How would you describe the Western food available in Japan?
Japanese people usually make Japanese food at home. When going out, they tend to go for options that they don’t have at home. There are many international restaurants in Japan and it’s easy to find cuisines of different cultures. French and Italian are the most popular ones. Japanese people admire France a lot, whether it’s their culture, fashion or food. We consider their food very delicious and good quality. Many Western restaurants in Japan use French names even though they just serve general Western food, a French name is a symbol of reputation. Compared to French food, Italian food is much more affordable but also tastes very good. There are many Italian meals in Japan. People make Italian food at home as well.
One thing that is worth mentioning here is that although Japanese people don’t really share food, if we go to a pizza restaurant, we order a big pizza to share and order sides to go with it. People usually won’t order pizza for one here.
Finally, can you give some advice to international food companies who want to market to Japan?

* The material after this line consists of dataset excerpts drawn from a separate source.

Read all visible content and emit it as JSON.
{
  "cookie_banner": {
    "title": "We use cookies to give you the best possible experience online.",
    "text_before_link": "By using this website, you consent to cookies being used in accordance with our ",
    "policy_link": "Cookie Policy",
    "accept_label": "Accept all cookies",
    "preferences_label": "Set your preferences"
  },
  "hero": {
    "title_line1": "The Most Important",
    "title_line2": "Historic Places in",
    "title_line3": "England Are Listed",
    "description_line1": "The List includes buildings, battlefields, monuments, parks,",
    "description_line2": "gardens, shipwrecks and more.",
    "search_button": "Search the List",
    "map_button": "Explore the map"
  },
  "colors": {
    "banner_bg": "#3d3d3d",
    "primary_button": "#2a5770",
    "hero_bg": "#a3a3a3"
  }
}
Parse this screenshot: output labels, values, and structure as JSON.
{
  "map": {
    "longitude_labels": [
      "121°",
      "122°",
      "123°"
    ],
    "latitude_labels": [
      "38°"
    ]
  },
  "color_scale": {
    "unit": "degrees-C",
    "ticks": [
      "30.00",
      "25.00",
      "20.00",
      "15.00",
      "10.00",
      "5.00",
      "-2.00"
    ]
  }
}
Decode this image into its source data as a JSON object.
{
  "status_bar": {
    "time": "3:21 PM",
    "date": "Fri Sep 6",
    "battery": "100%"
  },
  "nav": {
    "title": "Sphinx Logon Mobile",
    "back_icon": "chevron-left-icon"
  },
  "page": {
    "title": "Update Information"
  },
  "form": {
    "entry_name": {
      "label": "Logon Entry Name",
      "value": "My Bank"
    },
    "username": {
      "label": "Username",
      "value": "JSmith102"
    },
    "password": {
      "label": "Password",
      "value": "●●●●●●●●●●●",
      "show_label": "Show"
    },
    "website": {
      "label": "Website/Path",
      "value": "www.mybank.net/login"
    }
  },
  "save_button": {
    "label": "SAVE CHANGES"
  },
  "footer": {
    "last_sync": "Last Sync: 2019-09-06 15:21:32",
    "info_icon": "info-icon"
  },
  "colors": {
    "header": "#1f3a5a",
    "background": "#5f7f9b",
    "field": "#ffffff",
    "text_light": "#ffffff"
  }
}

Firstly, location! It would be a great idea to open a store or restaurant near a train station. Japanese people travel by train very often and always tend to get food near train stations. Secondly, the food needs to look good. Japanese people put great value into the presentation of the food and Instagrammable food will gain popularity online. Finally, try not to make the flavour too strong, Japanese people prefer light flavour – not too salty, not too spicy.